Ich erinnere mich an jenen Moment, als mein Sohn den letzten Karton aus seinem Jugendzimmer holte, um in seine erste Wohnung zu ziehen. Ich habe mich so für ihn gefreut, und gleichzeitig geheult. Keine dreckigen Hosen und feuchten Handtücher mehr vom Boden aufheben, nie mehr keppeln müssen. Aber auch nicht mehr dabei sein können, wenn der Bub in der Früh verstruppelt „Guten Morgen“ sagt und um Rat fragt. Mama und Papa – alleine zu Hause.
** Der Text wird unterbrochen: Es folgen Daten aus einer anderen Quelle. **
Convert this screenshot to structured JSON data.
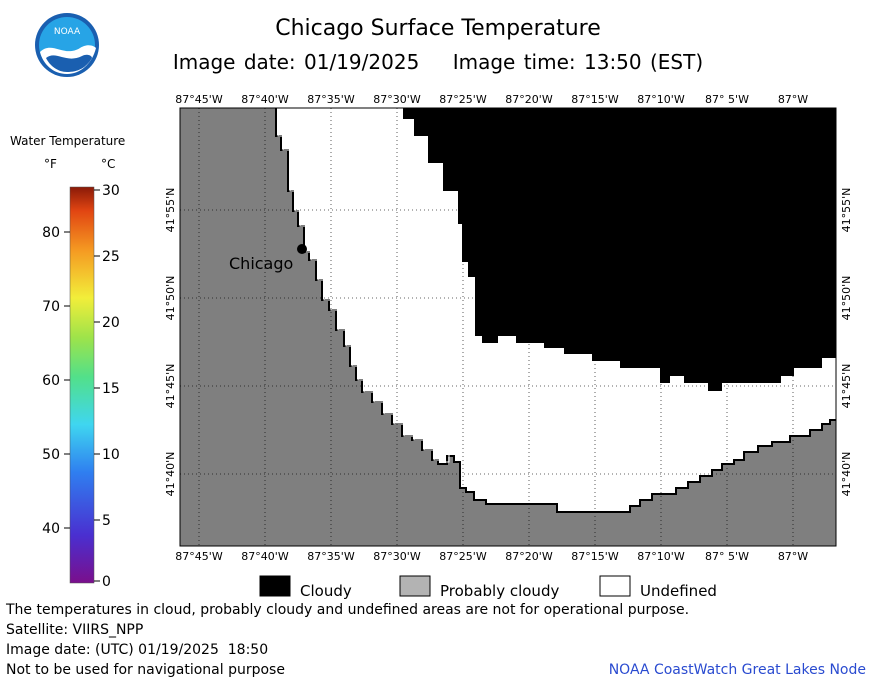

„Zwei Dinge sollten Kinder bekommen: Wurzeln und Flügel“, schrieb Johann Wolfgang von Goethe. Erziehung ist ein Abenteuer, das – wie die meisten Abenteuer – irgendwann einmal endet. Das ist dann die Chance, sich selbst und seine Partnerschaft neu zu justieren und zu definieren. Denn ja: Ohne diese ganze Verantwortung zu leben, ohne diese permanente Zuständigkeit, kann auch recht lässig sein. Außerdem: Die Kinder sind zwar nicht mehr da, aber auch nicht ganz weg. Wenn die Schule endet und das eigenständige Leben beginnt, sind die Eltern im besten Fall immer noch Begleiter – ohne erhobenen Zeigefinger, aber stets bereit, da zu sein, wenn es das braucht. Dazwischen aber baumeln wir ein bisserl in der Hängematte und freuen uns, dass die Quartheft-Ära für immer Geschichte ist.